Scientists have achieved a major breakthrough in bioengineering a rare octopus pigment, developing a technique that enables bacteria to produce it at unprecedented levels.
Octopuses and other cephalopods have long impressed scientists with their remarkable ability to shift colors and blend into their surroundings, a biological capability driven by specialized pigments in their skin. Now, researchers at the University of California San Diego have taken a significant step toward replicating this natural process by engineering bacteria to produce xanthommatin, a rare pigment responsible for the color changing abilities of octopus and squid skin.
The team, led by marine chemist Bradley Moore from Scripps Oceanography, announced that they had created a method that allows microbes to generate this pigment at a much larger scale than ever before. Using an approach known as growth coupled biosynthesis, they achieved pigment yields up to 1,000 times higher than earlier attempts. Rather than synthesizing the pigment directly, the researchers developed bacteria capable of producing it naturally.

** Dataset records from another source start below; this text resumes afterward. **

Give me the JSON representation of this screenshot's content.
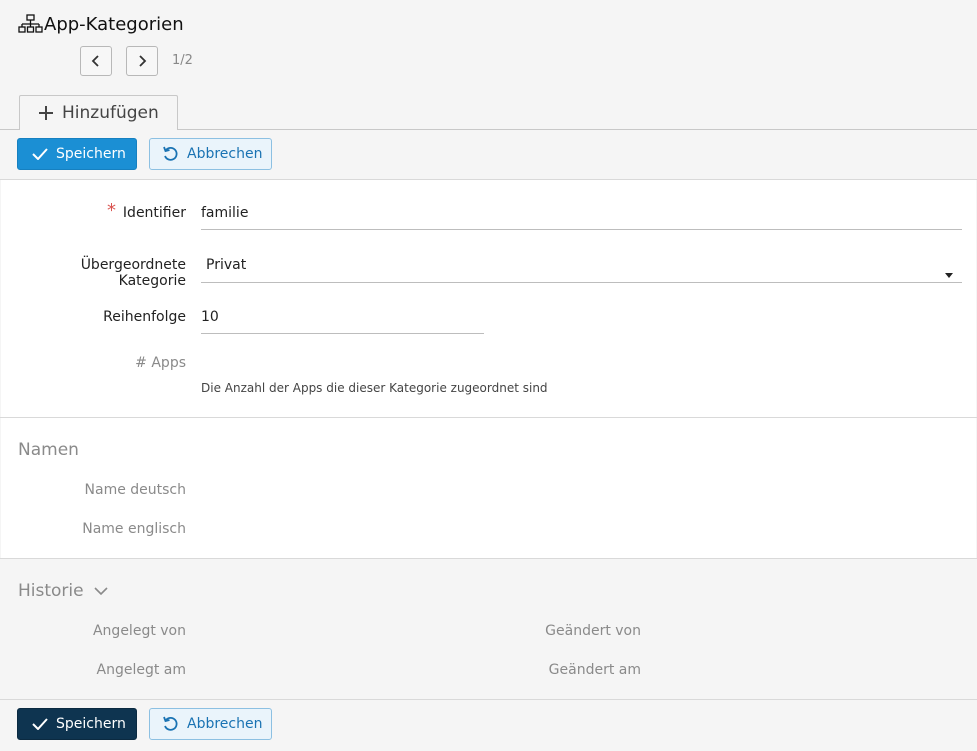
{
  "header": {
    "title": "App-Kategorien",
    "pager": "1/2"
  },
  "tab": {
    "label": "Hinzufügen"
  },
  "actions": {
    "save_label": "Speichern",
    "cancel_label": "Abbrechen"
  },
  "form": {
    "identifier": {
      "label": "Identifier",
      "value": "familie",
      "required_mark": "*"
    },
    "parent": {
      "label": "Übergeordnete Kategorie",
      "value": "Privat"
    },
    "order": {
      "label": "Reihenfolge",
      "value": "10"
    },
    "apps": {
      "label": "# Apps",
      "hint": "Die Anzahl der Apps die dieser Kategorie zugeordnet sind"
    }
  },
  "names": {
    "title": "Namen",
    "german_label": "Name deutsch",
    "english_label": "Name englisch"
  },
  "history": {
    "title": "Historie",
    "created_by_label": "Angelegt von",
    "created_at_label": "Angelegt am",
    "modified_by_label": "Geändert von",
    "modified_at_label": "Geändert am"
  },
  "colors": {
    "primary": "#1b8fd4",
    "primary_dark": "#0e3450",
    "cancel_text": "#1a73b3",
    "required": "#d9534f"
  }
}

To make this possible, lead author Leah Bushin and her colleagues designed dependent bacterial cells that survived only if they continued to manufacture xanthommatin and formic acid. This survival requirement ensured constant pigment output. Bushin said they engineered the cells so that producing the compound was essential for life. As a result, the bacteria produced up to 3 grams of pigment per liter, compared to the previous yield of only 5 milligrams per liter.
Bushin described the moment she saw the results as one of her best days in the lab, celebrating the discovery of the significantly increased pigment production. The success highlights the potential of using engineered bacteria to create complex materials, opening new avenues for future biomanufacturing technology.
Co author Adam Feist, a bioengineer at UC San Diego, said the project illustrates how biology can transform industrial manufacturing. He explained that the research offers a preview of a future where automation and computational design allow microbes to sustainably produce valuable compounds and materials.